Grant tapped his finger against the steering wheel, considered this. If Harris revealed the strains of intelligence work in physical exhaustion, Laurent thought Grant showed it with an unsettling mental excitability. “I think it’ll happen early next week,” he said.
“What makes you say that?”
The Englishman smiled unpleasantly. “We have our ways. Don’t get nosy, Rene.”
Laurent wondered if Grant regretted not getting into a fight with him that evening in the big house and wanted to make up for it right here. No. For all his bluster, Grant seemed to shrink from physical confrontation.
“Listen,” Laurent said, “I think I’d prefer to cross the border at one of the quieter crossing points, perhaps near Chefchaouen.”
“Oh, you’re calling the shots now.” Grant gave an ugly laugh. “What the hell difference does it make to you?”

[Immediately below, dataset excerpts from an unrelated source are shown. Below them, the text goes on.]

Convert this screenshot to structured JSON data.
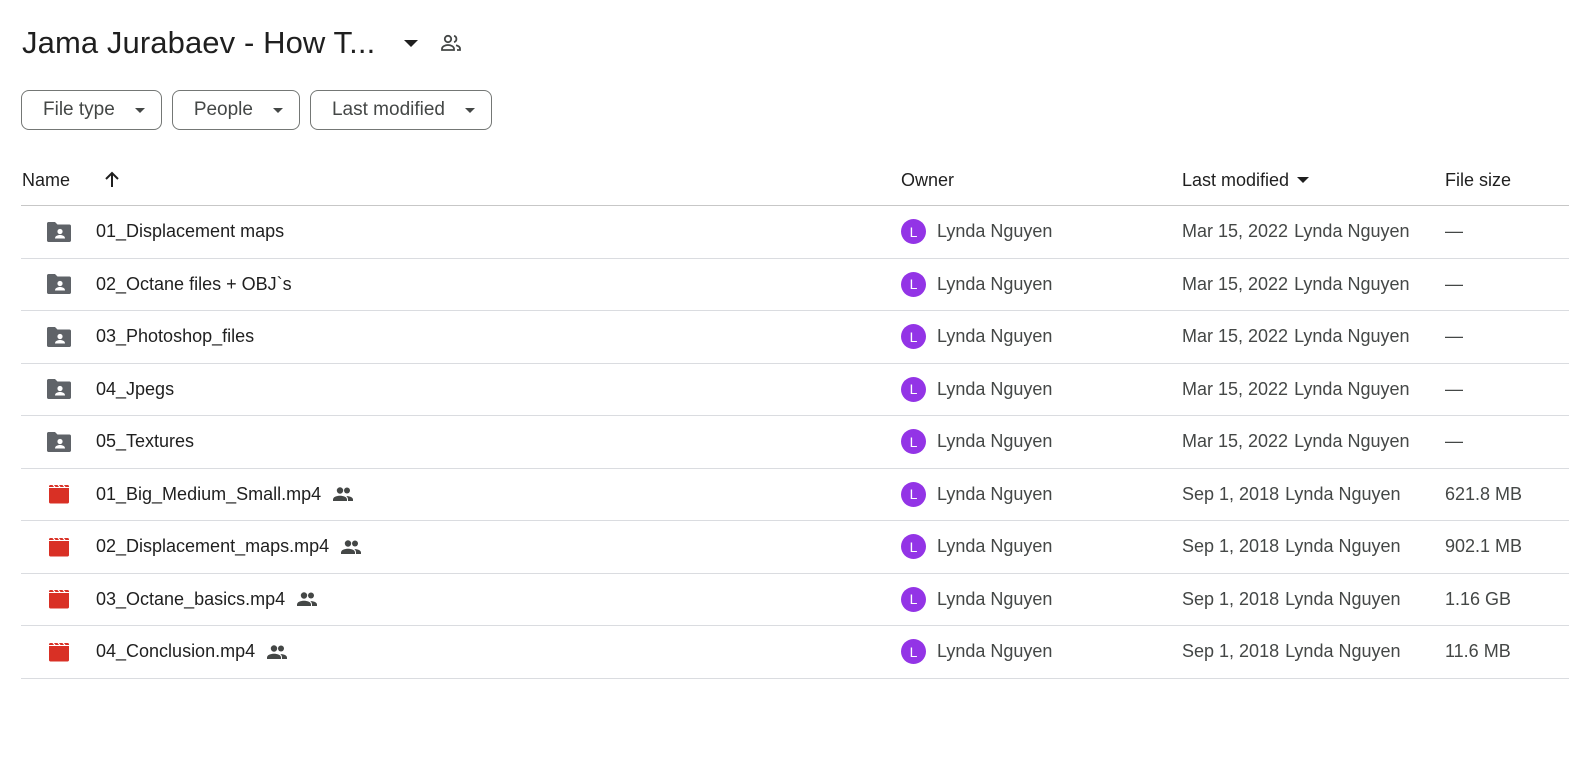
{
  "header": {
    "title": "Jama Jurabaev - How T..."
  },
  "filters": [
    {
      "label": "File type"
    },
    {
      "label": "People"
    },
    {
      "label": "Last modified"
    }
  ],
  "columns": {
    "name": "Name",
    "owner": "Owner",
    "last_modified": "Last modified",
    "file_size": "File size"
  },
  "colors": {
    "avatar": "#9334e6",
    "folder_icon": "#5f6368",
    "video_icon": "#d93025"
  },
  "rows": [
    {
      "type": "folder-shared-icon",
      "name": "01_Displacement maps",
      "shared": false,
      "owner_initial": "L",
      "owner": "Lynda Nguyen",
      "modified_date": "Mar 15, 2022",
      "modified_by": "Lynda Nguyen",
      "size": "—"
    },
    {
      "type": "folder-shared-icon",
      "name": "02_Octane files + OBJ`s",
      "shared": false,
      "owner_initial": "L",
      "owner": "Lynda Nguyen",
      "modified_date": "Mar 15, 2022",
      "modified_by": "Lynda Nguyen",
      "size": "—"
    },
    {
      "type": "folder-shared-icon",
      "name": "03_Photoshop_files",
      "shared": false,
      "owner_initial": "L",
      "owner": "Lynda Nguyen",
      "modified_date": "Mar 15, 2022",
      "modified_by": "Lynda Nguyen",
      "size": "—"
    },
    {
      "type": "folder-shared-icon",
      "name": "04_Jpegs",
      "shared": false,
      "owner_initial": "L",
      "owner": "Lynda Nguyen",
      "modified_date": "Mar 15, 2022",
      "modified_by": "Lynda Nguyen",
      "size": "—"
    },
    {
      "type": "folder-shared-icon",
      "name": "05_Textures",
      "shared": false,
      "owner_initial": "L",
      "owner": "Lynda Nguyen",
      "modified_date": "Mar 15, 2022",
      "modified_by": "Lynda Nguyen",
      "size": "—"
    },
    {
      "type": "video-file-icon",
      "name": "01_Big_Medium_Small.mp4",
      "shared": true,
      "owner_initial": "L",
      "owner": "Lynda Nguyen",
      "modified_date": "Sep 1, 2018",
      "modified_by": "Lynda Nguyen",
      "size": "621.8 MB"
    },
    {
      "type": "video-file-icon",
      "name": "02_Displacement_maps.mp4",
      "shared": true,
      "owner_initial": "L",
      "owner": "Lynda Nguyen",
      "modified_date": "Sep 1, 2018",
      "modified_by": "Lynda Nguyen",
      "size": "902.1 MB"
    },
    {
      "type": "video-file-icon",
      "name": "03_Octane_basics.mp4",
      "shared": true,
      "owner_initial": "L",
      "owner": "Lynda Nguyen",
      "modified_date": "Sep 1, 2018",
      "modified_by": "Lynda Nguyen",
      "size": "1.16 GB"
    },
    {
      "type": "video-file-icon",
      "name": "04_Conclusion.mp4",
      "shared": true,
      "owner_initial": "L",
      "owner": "Lynda Nguyen",
      "modified_date": "Sep 1, 2018",
      "modified_by": "Lynda Nguyen",
      "size": "11.6 MB"
    }
  ]
}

“The more out-of-the-way places may be safer, the guards less conscientious.”
Grant thought it over. “All right. I don’t give a damn.” Whatever its source, his anxiety made him increasingly boorish, even by his own low standard. The Englishman fumbled for a cigarette in his coat pocket and lighted a match, holding it unsteadily until he had managed to burn himself.
“Shit!” He dropped the match to the floorboard and threw the cigarette after it.
Unable to suffer the other ma
n’s presence any longer, Laurent opened the car door and got out.
“Where’re you going?”
“I need some air.”
He walked to the edge of the bluffs. Behind him, he heard the other car door slam shut and the crunch of footsteps in the gravel. Instinctively, he stepped back from the edge as Grant approached.
“Look,” the Englishman said, “plan on crossing the border next Sunday. It’s quiet on Sundays, like you want. If you want to cross near Chefchaouen, fine, cross near Chefchaouen. We can work it out.” Grant stuffed his hands into his pockets, took them out, clasped them behind him. “You can drive down to Fez from there, spend the night.”
“Fez? I thought it would be Rabat.”
“Where you can find someone at the consulate to help you get to London or Dakar or fuck-all and leave us—me—holding a bag full of shit? Not a chance.”
“And they’ll deliver the currency there, to Fez?”
“We have a friend. He can persuade them to change venues.”
“If you have someone down there I don’t have to try to identify the others after all?”
“Who said we wanted you to identify them?”
“You did.”
“Well, not anymore.”
An indefinable sense of something going wrong nagged at Laurent. “All right, so we get stopped at the border on our way back from Fez. We’re all arrested, but then I’m let free out the back door.”
“That’s right.”
“That’s it?”
“What the hell more do you want?”
“Nothing more we need to discuss, to plan?”
“It’s not complicated. Not your part, anyway. Just do like I tell you. We’ll take care of the rest.”
“Why not just arrest everyone in Fez when they give us the cash?”
Grant turned on Laurent. “Because this is the way we do it, that’s why. If you haven’t got the balls for it, you can walk away now and spend the rest of the war in Tangier picking your toes. Hell, spend the rest of your life here. I don’t give a flying fuck.”